The filling up of the matrix in circular fashion will consist of 4 different steps which will continue till the matrix is filled completely.

**Step 1:** We will fill the elements of Row 0 (**R _{1}**), starting from Column 0 (

**C**) till ‘n-1’ (

_{1}**C**). The cells which will be filled are marked in the image above in yellow color.

_{2}The elements will be accessed as follows:

**A[R1][i]**, where ‘i’ will go from

**C1**to

**C2**(A[ ][ ] is the array)

**Step 2:** Now, we will fill the elements of Column ‘n-1’ (**C _{2}**), starting from Row

**R**till

_{1}+1**R**. The cells which will be filled are marked in the image above in grey color.

_{2}The elements will be accessed as follows:

**A[j][C2]**, where ‘j’ will go from

**R1+1**to

**R2**(A[ ][ ] is the array)

**Step 3:** Next we will fill the elements of Row ‘n-1’ (**R _{2}**), starting from Column

**C**till

_{2}-1**C**. The cells which will be filled are marked in the image above in green color.

_{1}The elements will be accessed as follows:

**A[R2][i]**, where ‘i’ will go from

**C2-1**to

**C1**(A[ ][ ] is the array)

**Step 4: **Now, we will fill the elements of Column **C _{1}**, starting from Row

**R**till

_{2}-1**R**. The cells which will be filled are marked in the image above in blue color.

_{1}+1The elements will be accessed as follows:

**A[j][C1]**, where ‘j’ will go from

**R2-1**to

**R1+1**(A[ ][ ] is the array)

The above 4 steps will now repeat with the inner matrix which is marked in white color in the above image. For the inner matrix,

C_{1} will increase by 1 i.e. it will be C_{1}+1.

C_{2} will decrease by 1 i.e. it will be C_{2}-1.

R_{1} will increase by 1 i.e. it will be R_{1}+1.

R_{2} will decrease by 1 i.e. it will be R_{2}-1.

The above processes will repeat till we have filled in ‘n*n’ values.

**Output:**

thank u so much for such an easy coding which is not usually found on internet

thank you sir.

Thanks a lot for such a clear and easy explanation.

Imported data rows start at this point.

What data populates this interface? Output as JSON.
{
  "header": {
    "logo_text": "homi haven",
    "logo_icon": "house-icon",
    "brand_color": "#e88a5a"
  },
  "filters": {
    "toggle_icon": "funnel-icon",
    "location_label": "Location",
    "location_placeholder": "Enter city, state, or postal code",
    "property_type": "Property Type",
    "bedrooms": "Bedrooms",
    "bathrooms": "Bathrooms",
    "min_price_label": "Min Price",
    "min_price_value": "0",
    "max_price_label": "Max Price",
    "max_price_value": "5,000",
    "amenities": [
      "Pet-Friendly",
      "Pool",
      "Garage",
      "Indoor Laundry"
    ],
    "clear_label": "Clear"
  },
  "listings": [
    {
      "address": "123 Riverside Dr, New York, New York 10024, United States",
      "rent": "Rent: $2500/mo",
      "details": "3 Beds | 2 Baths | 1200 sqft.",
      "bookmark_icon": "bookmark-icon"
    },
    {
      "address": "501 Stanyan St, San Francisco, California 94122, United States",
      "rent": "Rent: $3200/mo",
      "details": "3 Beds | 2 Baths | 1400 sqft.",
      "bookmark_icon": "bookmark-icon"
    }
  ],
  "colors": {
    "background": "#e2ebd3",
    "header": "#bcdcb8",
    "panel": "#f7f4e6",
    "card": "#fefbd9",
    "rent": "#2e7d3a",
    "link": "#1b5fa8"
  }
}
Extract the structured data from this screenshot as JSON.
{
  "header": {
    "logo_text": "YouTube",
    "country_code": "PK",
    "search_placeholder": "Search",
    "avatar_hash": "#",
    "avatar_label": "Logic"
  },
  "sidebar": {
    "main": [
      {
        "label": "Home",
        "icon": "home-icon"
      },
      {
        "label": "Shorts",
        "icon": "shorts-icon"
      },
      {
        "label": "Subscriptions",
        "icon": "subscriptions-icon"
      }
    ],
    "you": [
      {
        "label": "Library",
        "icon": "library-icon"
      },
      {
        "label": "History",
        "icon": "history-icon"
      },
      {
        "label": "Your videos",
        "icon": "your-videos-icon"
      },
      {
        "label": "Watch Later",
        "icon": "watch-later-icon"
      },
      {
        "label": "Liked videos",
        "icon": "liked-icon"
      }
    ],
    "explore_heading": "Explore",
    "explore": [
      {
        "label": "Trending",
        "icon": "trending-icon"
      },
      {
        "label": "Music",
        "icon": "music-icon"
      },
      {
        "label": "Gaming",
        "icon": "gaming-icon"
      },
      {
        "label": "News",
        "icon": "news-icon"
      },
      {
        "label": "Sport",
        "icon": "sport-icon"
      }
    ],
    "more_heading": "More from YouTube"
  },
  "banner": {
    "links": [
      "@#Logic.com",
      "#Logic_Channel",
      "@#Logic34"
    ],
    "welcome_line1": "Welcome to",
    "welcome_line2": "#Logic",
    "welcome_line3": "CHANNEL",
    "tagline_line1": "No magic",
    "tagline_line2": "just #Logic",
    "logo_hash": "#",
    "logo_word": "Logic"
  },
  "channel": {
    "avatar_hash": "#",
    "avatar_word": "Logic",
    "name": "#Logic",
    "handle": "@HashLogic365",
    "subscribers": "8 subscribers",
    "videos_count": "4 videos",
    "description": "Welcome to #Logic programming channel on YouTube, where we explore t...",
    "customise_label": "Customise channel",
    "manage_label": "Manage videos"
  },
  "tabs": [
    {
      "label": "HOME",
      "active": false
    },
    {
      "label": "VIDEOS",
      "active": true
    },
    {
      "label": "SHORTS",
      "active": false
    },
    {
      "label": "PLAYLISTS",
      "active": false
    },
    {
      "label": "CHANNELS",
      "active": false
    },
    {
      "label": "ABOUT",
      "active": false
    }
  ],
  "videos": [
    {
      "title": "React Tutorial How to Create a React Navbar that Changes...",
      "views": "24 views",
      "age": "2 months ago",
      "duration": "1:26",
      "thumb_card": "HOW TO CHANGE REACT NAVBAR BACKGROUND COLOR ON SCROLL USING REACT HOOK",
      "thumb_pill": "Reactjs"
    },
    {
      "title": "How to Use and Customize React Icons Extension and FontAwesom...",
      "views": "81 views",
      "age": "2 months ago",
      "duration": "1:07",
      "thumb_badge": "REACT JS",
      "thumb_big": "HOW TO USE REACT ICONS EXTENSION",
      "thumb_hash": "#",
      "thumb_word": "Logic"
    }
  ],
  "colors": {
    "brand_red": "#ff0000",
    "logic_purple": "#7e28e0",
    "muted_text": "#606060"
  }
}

Thank you sir so much very nice explanation

Thank you so much very nice explanation

Thanks allot sir..fr this prgm

Great! Thank you so much

Thank you for a very readable solution!

thank you so much sir.. its very useful….

sir..thank you so much..i never understood this program anywhere in school or coaching..bt you have explained it beautifully..thnk u so much ðŸ™‚

– a isc student

thank you so much. It was so helpful and your instructions we amazing. Keep it up (y).